Wir wollen herausfinden, wie die Signale in der Wurzel weitergeleitet werden."
Die Pflanzen flogen bereits bei einer Raketenmission des DLR in Kiruna, Schweden, mit und waren dort fünf Minuten Schwerelosigkeit ausgesetzt. In Experimenten im Fallturm der Universität Bremen erfuhren sie 4,6 Sekunden Schwerelosigkeit. "Seit den Fallturm-Experimenten wissen wir, dass die Wurzel in Sekundenschnelle auf Änderungen der Schwerkraft reagiert. Nach fünf Minuten im All sehen wir bereits eine weitreichend Anpassung an Schwerelosigkeit.
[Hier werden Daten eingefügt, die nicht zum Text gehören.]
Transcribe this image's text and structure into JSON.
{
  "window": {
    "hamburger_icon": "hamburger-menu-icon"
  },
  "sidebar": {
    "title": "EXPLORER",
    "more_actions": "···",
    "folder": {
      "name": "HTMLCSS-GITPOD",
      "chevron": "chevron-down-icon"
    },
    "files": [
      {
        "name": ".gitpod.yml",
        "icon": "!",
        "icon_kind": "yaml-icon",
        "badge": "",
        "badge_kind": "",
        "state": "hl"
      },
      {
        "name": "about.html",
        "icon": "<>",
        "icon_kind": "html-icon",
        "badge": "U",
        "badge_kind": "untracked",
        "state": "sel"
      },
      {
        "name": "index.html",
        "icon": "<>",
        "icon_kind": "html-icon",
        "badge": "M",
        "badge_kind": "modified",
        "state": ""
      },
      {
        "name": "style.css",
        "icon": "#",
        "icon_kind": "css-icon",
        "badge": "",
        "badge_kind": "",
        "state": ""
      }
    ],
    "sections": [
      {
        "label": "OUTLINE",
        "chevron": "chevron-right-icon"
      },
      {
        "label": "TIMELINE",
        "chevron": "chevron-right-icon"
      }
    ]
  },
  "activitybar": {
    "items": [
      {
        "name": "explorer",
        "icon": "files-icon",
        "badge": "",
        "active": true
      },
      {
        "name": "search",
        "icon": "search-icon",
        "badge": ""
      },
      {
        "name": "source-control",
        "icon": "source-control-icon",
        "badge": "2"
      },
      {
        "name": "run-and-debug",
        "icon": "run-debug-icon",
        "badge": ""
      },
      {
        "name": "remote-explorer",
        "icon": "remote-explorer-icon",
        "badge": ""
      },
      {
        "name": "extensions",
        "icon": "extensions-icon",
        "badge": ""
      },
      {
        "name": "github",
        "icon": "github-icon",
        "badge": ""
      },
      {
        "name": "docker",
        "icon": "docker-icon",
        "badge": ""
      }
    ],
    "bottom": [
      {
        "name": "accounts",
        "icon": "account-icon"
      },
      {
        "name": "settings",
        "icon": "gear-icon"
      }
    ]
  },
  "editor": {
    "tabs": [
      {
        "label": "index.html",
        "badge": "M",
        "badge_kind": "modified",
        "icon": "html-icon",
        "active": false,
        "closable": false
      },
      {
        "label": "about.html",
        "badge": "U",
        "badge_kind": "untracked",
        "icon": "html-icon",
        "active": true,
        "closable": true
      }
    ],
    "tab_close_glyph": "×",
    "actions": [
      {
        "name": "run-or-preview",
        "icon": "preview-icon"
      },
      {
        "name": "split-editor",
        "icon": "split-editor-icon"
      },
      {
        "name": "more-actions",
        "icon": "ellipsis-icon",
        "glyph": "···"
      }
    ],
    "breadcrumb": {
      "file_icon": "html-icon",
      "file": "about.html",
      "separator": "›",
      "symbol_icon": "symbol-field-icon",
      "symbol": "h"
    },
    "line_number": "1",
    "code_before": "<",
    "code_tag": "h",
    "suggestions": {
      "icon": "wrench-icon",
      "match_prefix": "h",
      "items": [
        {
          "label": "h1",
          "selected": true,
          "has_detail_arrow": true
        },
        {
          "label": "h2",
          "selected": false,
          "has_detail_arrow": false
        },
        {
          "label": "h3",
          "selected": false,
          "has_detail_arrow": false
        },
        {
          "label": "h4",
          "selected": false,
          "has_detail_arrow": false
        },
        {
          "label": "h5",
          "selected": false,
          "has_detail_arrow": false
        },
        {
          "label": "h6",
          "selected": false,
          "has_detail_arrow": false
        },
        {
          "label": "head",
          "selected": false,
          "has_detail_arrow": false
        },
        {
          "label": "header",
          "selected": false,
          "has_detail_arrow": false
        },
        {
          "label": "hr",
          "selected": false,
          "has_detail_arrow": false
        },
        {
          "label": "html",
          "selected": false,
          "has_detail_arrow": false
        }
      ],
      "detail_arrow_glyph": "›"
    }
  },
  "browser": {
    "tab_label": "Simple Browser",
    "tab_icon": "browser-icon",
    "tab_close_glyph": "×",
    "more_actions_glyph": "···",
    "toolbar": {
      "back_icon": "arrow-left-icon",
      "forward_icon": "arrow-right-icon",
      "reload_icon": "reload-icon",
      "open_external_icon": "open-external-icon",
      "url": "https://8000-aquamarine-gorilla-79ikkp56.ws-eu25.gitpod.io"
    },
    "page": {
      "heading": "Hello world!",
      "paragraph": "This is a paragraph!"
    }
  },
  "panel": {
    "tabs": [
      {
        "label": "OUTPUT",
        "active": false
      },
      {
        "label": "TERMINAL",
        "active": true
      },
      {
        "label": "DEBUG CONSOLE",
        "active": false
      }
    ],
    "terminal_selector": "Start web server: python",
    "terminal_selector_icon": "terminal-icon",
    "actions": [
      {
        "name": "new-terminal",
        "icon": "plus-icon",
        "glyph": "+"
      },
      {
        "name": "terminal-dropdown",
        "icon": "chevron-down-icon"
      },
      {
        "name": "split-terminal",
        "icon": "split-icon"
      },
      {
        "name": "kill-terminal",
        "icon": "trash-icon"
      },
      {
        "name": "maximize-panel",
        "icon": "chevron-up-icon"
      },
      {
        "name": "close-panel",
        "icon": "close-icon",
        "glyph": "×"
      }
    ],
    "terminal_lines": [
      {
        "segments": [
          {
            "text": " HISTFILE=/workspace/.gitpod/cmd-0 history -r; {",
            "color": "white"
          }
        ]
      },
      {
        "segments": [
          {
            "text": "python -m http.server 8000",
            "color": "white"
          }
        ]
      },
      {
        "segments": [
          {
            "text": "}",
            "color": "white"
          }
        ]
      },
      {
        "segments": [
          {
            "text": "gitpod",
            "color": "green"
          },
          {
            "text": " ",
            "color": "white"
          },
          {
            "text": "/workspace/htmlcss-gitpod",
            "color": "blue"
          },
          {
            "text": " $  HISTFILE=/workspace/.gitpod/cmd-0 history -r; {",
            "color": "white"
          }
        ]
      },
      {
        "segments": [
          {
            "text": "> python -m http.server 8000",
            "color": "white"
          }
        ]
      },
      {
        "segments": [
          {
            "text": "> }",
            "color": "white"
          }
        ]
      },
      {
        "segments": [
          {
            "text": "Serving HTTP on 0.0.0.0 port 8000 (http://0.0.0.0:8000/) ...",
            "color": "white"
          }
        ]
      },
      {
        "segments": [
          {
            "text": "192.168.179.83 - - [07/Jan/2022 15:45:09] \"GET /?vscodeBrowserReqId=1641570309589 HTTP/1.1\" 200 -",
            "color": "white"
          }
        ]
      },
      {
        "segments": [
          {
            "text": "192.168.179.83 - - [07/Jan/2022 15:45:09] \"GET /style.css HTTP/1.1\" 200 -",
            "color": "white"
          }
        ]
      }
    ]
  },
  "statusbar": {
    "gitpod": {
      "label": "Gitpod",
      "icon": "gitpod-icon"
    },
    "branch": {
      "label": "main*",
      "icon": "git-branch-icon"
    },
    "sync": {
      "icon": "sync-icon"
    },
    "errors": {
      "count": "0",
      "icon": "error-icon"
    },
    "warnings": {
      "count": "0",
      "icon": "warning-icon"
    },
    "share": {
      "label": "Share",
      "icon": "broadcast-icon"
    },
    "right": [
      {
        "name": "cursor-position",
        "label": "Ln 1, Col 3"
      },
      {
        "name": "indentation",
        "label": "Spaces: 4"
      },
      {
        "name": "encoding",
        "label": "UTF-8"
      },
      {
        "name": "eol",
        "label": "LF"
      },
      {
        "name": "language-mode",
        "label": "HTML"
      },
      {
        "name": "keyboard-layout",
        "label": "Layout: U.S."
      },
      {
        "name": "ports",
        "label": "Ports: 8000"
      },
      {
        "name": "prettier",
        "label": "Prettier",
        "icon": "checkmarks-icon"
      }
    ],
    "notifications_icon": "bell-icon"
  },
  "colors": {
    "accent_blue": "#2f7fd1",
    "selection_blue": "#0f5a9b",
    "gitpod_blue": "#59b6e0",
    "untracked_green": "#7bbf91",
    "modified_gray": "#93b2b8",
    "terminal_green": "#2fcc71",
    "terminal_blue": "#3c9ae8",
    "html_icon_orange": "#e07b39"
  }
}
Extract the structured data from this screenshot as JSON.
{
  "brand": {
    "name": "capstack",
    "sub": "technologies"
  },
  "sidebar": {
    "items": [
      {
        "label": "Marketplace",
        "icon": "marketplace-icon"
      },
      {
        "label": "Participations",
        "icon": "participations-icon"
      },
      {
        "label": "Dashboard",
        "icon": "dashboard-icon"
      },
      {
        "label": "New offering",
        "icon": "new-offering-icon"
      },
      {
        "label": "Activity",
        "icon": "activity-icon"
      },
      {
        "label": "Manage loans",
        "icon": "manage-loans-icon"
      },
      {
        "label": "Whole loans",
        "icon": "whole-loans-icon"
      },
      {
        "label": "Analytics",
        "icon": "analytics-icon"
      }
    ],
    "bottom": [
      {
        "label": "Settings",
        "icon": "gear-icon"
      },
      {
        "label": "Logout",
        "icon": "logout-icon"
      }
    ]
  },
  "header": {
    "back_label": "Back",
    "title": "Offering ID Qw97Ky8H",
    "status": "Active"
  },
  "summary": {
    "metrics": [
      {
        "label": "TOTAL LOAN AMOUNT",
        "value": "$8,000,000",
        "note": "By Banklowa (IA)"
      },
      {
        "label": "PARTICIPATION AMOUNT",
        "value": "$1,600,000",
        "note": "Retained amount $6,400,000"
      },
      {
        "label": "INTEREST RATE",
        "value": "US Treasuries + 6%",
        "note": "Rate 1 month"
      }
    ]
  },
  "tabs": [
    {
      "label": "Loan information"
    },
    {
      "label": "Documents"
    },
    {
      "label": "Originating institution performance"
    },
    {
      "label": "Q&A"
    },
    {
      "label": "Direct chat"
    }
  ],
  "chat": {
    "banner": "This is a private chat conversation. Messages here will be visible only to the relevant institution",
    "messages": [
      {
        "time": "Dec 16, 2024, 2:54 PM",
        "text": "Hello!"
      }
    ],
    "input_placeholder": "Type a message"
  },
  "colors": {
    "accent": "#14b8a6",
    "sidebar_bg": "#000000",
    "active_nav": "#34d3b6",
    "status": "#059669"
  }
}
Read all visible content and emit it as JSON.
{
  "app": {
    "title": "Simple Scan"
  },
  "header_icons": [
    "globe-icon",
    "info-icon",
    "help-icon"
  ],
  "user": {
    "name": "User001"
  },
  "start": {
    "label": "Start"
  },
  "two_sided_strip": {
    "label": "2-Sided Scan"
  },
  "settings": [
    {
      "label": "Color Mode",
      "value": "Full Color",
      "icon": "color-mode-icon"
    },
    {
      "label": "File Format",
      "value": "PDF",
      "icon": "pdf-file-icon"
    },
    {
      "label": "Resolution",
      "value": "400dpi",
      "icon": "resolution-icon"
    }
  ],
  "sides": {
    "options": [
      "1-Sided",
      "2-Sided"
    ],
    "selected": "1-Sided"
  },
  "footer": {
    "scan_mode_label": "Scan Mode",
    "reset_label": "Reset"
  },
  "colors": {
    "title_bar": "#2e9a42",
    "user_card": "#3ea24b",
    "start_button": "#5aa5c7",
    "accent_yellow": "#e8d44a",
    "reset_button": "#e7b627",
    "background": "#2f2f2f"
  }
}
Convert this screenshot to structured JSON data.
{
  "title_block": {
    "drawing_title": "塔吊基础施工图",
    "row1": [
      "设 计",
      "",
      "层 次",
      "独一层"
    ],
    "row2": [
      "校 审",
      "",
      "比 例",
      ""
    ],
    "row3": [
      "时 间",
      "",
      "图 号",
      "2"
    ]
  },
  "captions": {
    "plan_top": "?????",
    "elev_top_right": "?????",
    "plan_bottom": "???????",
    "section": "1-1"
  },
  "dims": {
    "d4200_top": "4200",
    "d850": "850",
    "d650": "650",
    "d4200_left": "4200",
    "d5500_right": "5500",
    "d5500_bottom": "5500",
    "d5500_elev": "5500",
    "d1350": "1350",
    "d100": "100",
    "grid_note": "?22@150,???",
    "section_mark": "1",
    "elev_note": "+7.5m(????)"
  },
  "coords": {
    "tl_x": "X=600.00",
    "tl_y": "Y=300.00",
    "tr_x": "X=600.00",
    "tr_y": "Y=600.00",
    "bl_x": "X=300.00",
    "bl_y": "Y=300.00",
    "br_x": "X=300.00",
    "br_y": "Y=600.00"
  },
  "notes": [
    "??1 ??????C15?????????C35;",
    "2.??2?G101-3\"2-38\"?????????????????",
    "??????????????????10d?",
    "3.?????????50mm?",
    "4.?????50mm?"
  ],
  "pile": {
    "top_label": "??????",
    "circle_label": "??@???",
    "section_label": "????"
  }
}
Jetzt interessierte uns, was in der Zeit dazwischen passiert. Diese Prozesse haben wir während des Parabelflugs untersucht", erläutert Maik Böhmer.
Dabei nahmen die Münsteraner einen wichtigen Botenstoff in Augenschein, der an der frühen Signalweiterleitung beteiligt ist: Kalzium. "Veränderungen der Kalziumkonzentration in der Zelle dienen als Signal, das auch an andere Zellen weitergegeben wird. Ein Parabelflug bietet die Möglichkeit, die Veränderung der Kalziumkonzentration bei erhöhter und reduzierter Schwerkraft in einem Zeitraum von weniger als einer Minute zu untersuchen", so Maik Böhmer. "Wir wollen herausfinden, welche Zellen besonders schnell reagieren und wie die Signale in der Wurzel weitergeleitet werden." Die Erkenntnisse der Forscher sollen dazu beitragen, an die Schwerelosigkeit angepasste Pflanzen für die bemannte Raumfahrt zu züchten.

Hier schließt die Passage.